Concentration-response ofGKT13781in NOX1 and NOX4 expressing cells. (A) Chemical structure of GKT137831. The inhibitory activity of GKT137831 was measured using Amplex red/HRP (B) and WST-1 (C). GKT137831 inhibits the Amplex red/HRP signal even in the presence of H₂O₂ alone and is inactive on both NOX1 and NOX4 in the WST-1 assay. Data were normalized to control (DMSO) and fitted to a sigmoidal dose-response curve using GraphPad.

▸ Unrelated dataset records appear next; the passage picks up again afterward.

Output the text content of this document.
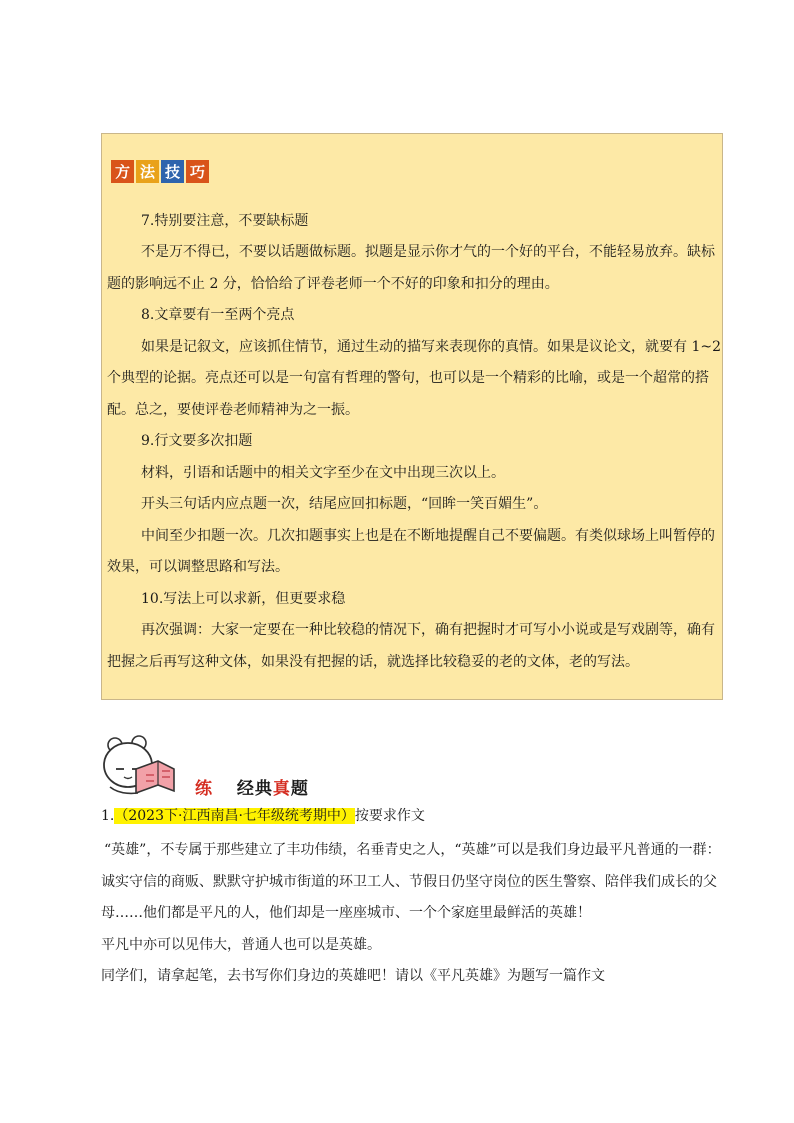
方 法 技 巧
7.特别要注意，不要缺标题
不是万不得已，不要以话题做标题。拟题是显示你才气的一个好的平台，不能轻易放弃。缺标
题的影响远不止 2 分，恰恰给了评卷老师一个不好的印象和扣分的理由。
8.文章要有一至两个亮点
如果是记叙文，应该抓住情节，通过生动的描写来表现你的真情。如果是议论文，就要有 1~2
个典型的论据。亮点还可以是一句富有哲理的警句，也可以是一个精彩的比喻，或是一个超常的搭
配。总之，要使评卷老师精神为之一振。
9.行文要多次扣题
材料，引语和话题中的相关文字至少在文中出现三次以上。
开头三句话内应点题一次，结尾应回扣标题，“回眸一笑百媚生”。
中间至少扣题一次。几次扣题事实上也是在不断地提醒自己不要偏题。有类似球场上叫暂停的
效果，可以调整思路和写法。
10.写法上可以求新，但更要求稳
再次强调：大家一定要在一种比较稳的情况下，确有把握时才可写小小说或是写戏剧等，确有
把握之后再写这种文体，如果没有把握的话，就选择比较稳妥的老的文体，老的写法。
练 经典真题
1.（2023下·江西南昌·七年级统考期中）按要求作文
“英雄”，不专属于那些建立了丰功伟绩，名垂青史之人，“英雄”可以是我们身边最平凡普通的一群：
诚实守信的商贩、默默守护城市街道的环卫工人、节假日仍坚守岗位的医生警察、陪伴我们成长的父
母……他们都是平凡的人，他们却是一座座城市、一个个家庭里最鲜活的英雄！
平凡中亦可以见伟大，普通人也可以是英雄。
同学们，请拿起笔，去书写你们身边的英雄吧！请以《平凡英雄》为题写一篇作文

Data are presented as mean of three experiments ± SD.

Supplementary figure 4

Concentration-dependent response of VAS2870 and Ebselen in NOX2 and NOX5 membranes. The inhibitory activity of VAS2870 (A) and Ebselen (C) was measured on NOX2 membranes and NOX5 membranes using WST-1. Precipitation of VAS2870 was visible as an increase of absorbance at 600 nm in the measured wells with the highest concentration of compound (B).